Terlepas dari polemik kebebasan berpendapat dan berekspresi di Indonesia besar harapan publik agar lebih sama-sama memahami peran penting dari hak-hak tersebut yang menjadi dasar kita berdemokrasi. Baik para akademisi, penegak hukum, dan pemerintah tentang arti pentingnya kebebasan berpendapat dan berekspresi ini untuk menjamin negara demokrasi dan menjadi control sosial terhadap penegakan hukum maupun kebijakan yang terjadi di negara demokrasi.
Mengutip kata ilmuwan Jhon locke dalam karyanya “The Second Treaties of Civil Government and Letter Concerning Toleration” “It is one thing to show a man that he is in error, and another to put him in possession of the truth” “Selain menunjukan kesalahan seseorang, kita juga harus menunjukan kebenarannya”. Dalam artian menyikapi hadirnya aksi sebagai bentuktuntutan dengan cara penyampaian pesan aspirasi yang disampaikan masyarakat, alangkah baiknya para stakeholder dan pejabat publik memberikan respon terhadap tuntutan dengan baik dan menyikapinya secara terbuka tanpa melakukan diskriminasi terhadap pelaku aksi yang menyuarakan aspirasi sebagai bentuk hak dalam kebebasan berpendapat yang di jamin oleh konstitusi.
“The end of law is not to abolish or restrain, but to preserve and enlarge freedom” “Akhir dari hukum bukanlah untuk menghapuskan atau menahan, tetapi untuk melestarikan dan memperbesar kebebasan” (Jhon locke,1690).
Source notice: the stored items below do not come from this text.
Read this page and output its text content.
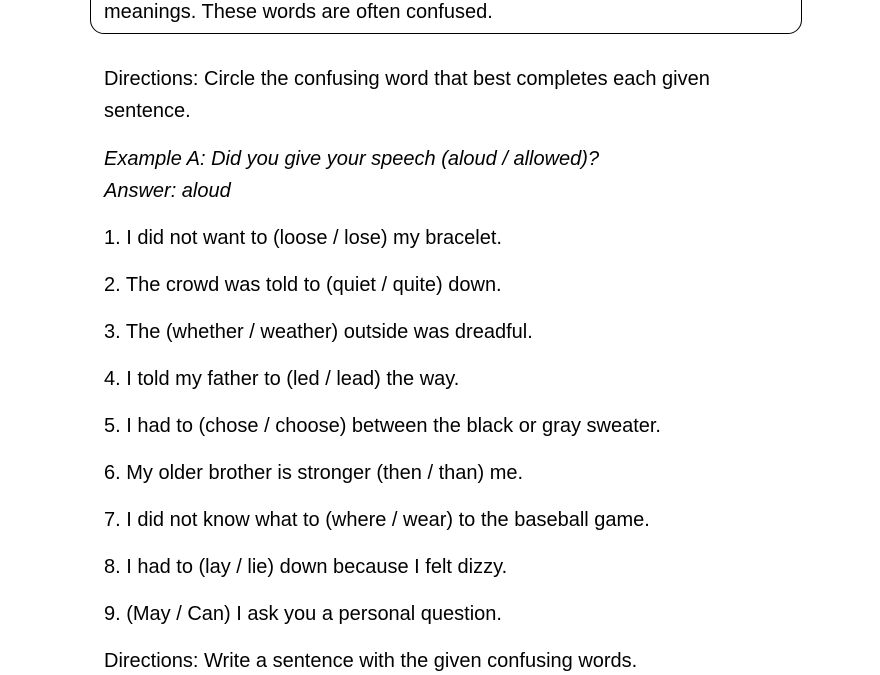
meanings. These words are often confused.
Directions: Circle the confusing word that best completes each given
sentence.
Example A: Did you give your speech (aloud / allowed)?
Answer: aloud
1. I did not want to (loose / lose) my bracelet.
2. The crowd was told to (quiet / quite) down.
3. The (whether / weather) outside was dreadful.
4. I told my father to (led / lead) the way.
5. I had to (chose / choose) between the black or gray sweater.
6. My older brother is stronger (then / than) me.
7. I did not know what to (where / wear) to the baseball game.
8. I had to (lay / lie) down because I felt dizzy.
9. (May / Can) I ask you a personal question.
Directions: Write a sentence with the given confusing words.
Dalam pemikiran Jhon locke tersebut kita bisa mengambil pembelajaran sebagai negara hukum pemerintah tidak menggunakan power kekuasanya untuk membungkam kebebasan berpendapat pada negara demokrasi karena kebebasan berpendapat dan berekspresi ini adalah syarat utama dalam negara Demokrasi.
Kebebasan masyarakat dalam berekspresi untuk mengemukakan pendapatnya merupakan hak dan merupakan tanggung jawab dari negara demokrasi. Media sosial sebagai bentuk perkembangan teknologi informasi komunikasi merupakan sarana komunikasi yang tidak dapat diabaikan keberadaannya. Media sosial sebagai ruang publik untuk merealisasikan kebebasan berekspresi dan berpendapat mendorong negara demokrasi yang partisipatif.
Kritikan kepada pemerintah sebagai pembuat kebijakan bukan merupakan pelanggaran hukum, kebebasan dalam berpendapat dijamin dalam konstitusi Indonesia. Adapun pembatasan dalam kebebasan berekspresi dan berpendapat ditujukan agar terciptanya suatu kemanan dan kesejahteraan antar sesama warga negara.